各機種を紹介するので、ぜひ中古購入時の参考にしてください。
中古で探す場合には、電子カメラのため後期の機種のほうが、一般的には電子部品の信頼性が高まっておりおすすめできるといえるかもしれません。
Zenza Bronica ETR(ゼンザブロニカETR)
1976年発売の初代機種です。
フィルムバックは交換式。
機能美あふれるデザインは、1977年のグッドデザイン賞も受賞しました。
Zenza Bronica ETR-C(ゼンザブロニカETR-C)
1977年発売。
ゼンザブロニカETRのフィルムバックを固定式とした機種です。
フィルムは120フィルムのみ対応しています。
ファインダーなど各種アクセサリには互換性があるため、AEプリズムファインダーの使用も可能です。
Zenza Bronica ETRS(ゼンザブロニカETRS)
1978年発売。
ゼンザブロニカETRへのユーザーフィードバックを参考に各部に改良を加えたモデルです。
中古市場では比較的玉数が多く、手軽な値段で中判カメラの高画質を楽しむことが可能です。
ゼンザブロニカETRS 20thモデル、ゼンザブロニカETRS クラブマン、ゼンザブロニカETRS SFなど各種の限定モデルも販売されました。
Zenza Bronica ETRC(ゼンザブロニカETRC)
1978年発売。
ゼンザブロニカETR-Sのフィルムバックを固定式としたモデルです。
Zenza Bronica ETRSi(ゼンザブロニカETRSi)
1988年発売。
ゼンザブロニカETRシリーズの完成形。
最大の特徴はTTLダイレクト自動調光に対応したこと。
スタジオカメラとしていっそうの完成度を実現しました。
また本機種ではモーターワインダーも用意され、システム性がさらに高まっています。
2004年の製造終了まで16年にわたって販売されており、完成度の高さと製造年時の新しさが中古購入時の魅力だといえるでしょう。
限定モデルとして、ゼンザブロニカETRSi 30万台記念モデルとゼンザブロニカETRSi 40thモデルが存在しています。
中古購入時のポイント
さて、ゼンザブロニカETRシリーズは電子カメラ。
それだけに、中古購入時には状態チェックがより重要となります。
持病らしい持病はないようですが、古い年代のものは、他の電子カメラの中古の例に漏れず、調子の悪いものもあるようです。
内部基盤が故障していると修理が難しいこともあるので、基本的に、保証のある、動作確認の取れた中古を買うように心がけましょう。
ただし、「壊れやすい」との評価が下されてしまったゼンザブロニカGSシリーズと異なり、ETRシリーズは中古でも比較的問題がないことが多いようです。

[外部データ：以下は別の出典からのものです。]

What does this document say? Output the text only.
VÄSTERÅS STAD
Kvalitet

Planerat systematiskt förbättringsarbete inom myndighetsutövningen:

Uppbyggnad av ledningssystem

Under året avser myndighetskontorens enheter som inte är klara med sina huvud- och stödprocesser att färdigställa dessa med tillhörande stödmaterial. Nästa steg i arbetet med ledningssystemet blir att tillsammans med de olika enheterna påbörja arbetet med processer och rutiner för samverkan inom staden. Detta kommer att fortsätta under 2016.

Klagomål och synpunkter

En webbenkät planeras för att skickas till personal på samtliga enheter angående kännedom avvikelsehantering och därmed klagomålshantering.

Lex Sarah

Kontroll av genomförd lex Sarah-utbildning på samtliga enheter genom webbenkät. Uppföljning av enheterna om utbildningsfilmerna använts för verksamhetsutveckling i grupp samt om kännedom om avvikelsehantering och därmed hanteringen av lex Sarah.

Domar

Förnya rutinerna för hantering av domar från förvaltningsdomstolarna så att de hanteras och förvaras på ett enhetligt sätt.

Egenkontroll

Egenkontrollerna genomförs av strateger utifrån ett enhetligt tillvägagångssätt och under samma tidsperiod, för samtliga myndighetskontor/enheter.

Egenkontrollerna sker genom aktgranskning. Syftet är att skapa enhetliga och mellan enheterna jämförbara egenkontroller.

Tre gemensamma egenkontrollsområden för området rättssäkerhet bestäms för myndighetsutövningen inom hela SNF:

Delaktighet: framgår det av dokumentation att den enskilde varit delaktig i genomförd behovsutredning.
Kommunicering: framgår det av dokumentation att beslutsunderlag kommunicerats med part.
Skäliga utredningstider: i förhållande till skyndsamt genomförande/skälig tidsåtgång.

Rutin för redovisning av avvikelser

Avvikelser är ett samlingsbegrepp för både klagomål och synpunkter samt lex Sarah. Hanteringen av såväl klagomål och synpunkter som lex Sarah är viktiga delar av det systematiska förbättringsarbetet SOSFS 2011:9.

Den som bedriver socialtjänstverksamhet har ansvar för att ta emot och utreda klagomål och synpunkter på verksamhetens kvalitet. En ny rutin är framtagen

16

非常に廉価に中古でシステムが組めるので、もし状態のよい個体が見つかったら確保するのがおすすめです。
645判一眼レフのライバルたち
ゼンザブロニカETRと同じ645判としては、マミヤ645、ペンタックス645、コンタックス645が代表的。
645判のカメラを探しているときは、ぜひ比較してどれを買うか決めるのがおすすめです。
おすすめの中判フィルム
Zenza Bronica ETRシリーズは120フィルムを使用します。
中判カメラで使う120フィルムは、以下のものがおすすめです。また220フィルムについては、一度はすべて販売が終了してしまいましたが、2022年現在、モノクロなら中国の「上海」ブランドのものが入手可能です。
モノクロ自家現像を行う方は使ってみるのもよいですね。
他の645判一眼レフとは一味違ったカメラ
このようにゼンザブロニカETRシリーズは、他の645判一眼レフとは一味違うレンズシャッター採用中判カメラ。

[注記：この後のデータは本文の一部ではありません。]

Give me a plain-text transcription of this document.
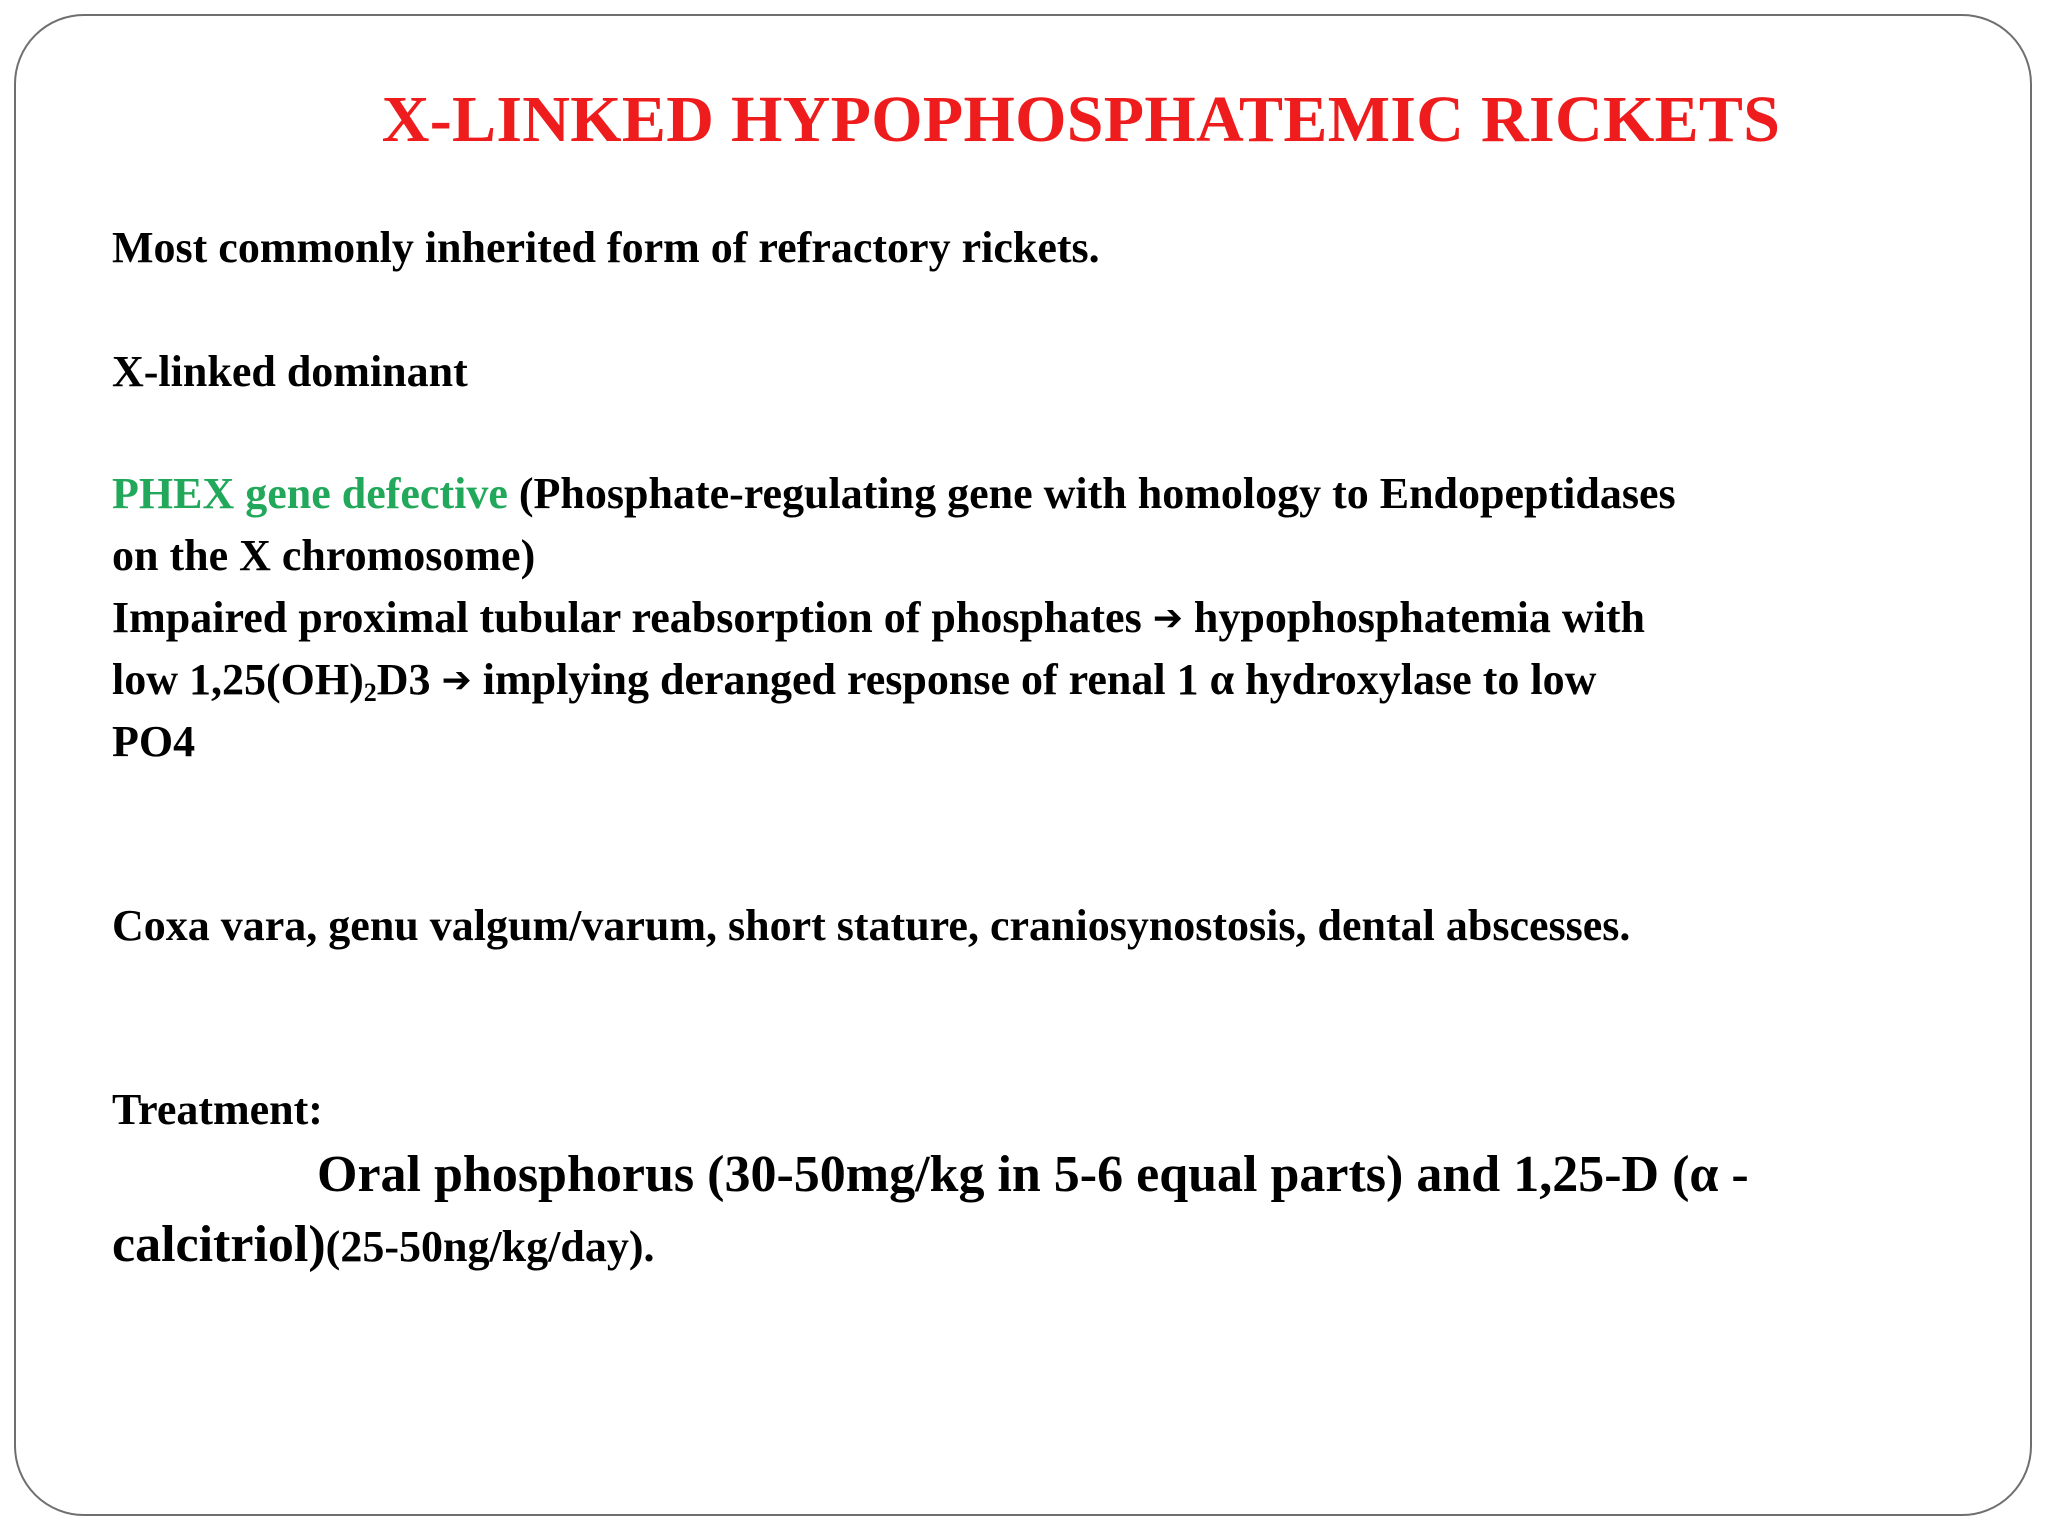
X-LINKED HYPOPHOSPHATEMIC RICKETS

Most commonly inherited form of refractory rickets.

X-linked dominant

PHEX gene defective (Phosphate-regulating gene with homology to Endopeptidases

on the X chromosome)

Impaired proximal tubular reabsorption of phosphates ➔ hypophosphatemia with

low 1,25(OH)2D3 ➔ implying deranged response of renal 1 α hydroxylase to low

PO4

Coxa vara, genu valgum/varum, short stature, craniosynostosis, dental abscesses.

Treatment:

Oral phosphorus (30-50mg/kg in 5-6 equal parts) and 1,25-D (α -

calcitriol)(25-50ng/kg/day).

645判一眼レフの中古としてはマミヤやPENTAXなどのライバルも存在していますが、その選択肢では普通すぎてつまらないと思う方に、ぜひおすすめしたい一台です。
セコールともSMC PENTAXレンズとも違う、スタジオを前提としたゼンザノンレンズの描写も大きな魅力。
ぜひ中古を手に入れて、スタジオから外へ、645判中判一眼レフの名機を持ち出してみませんか?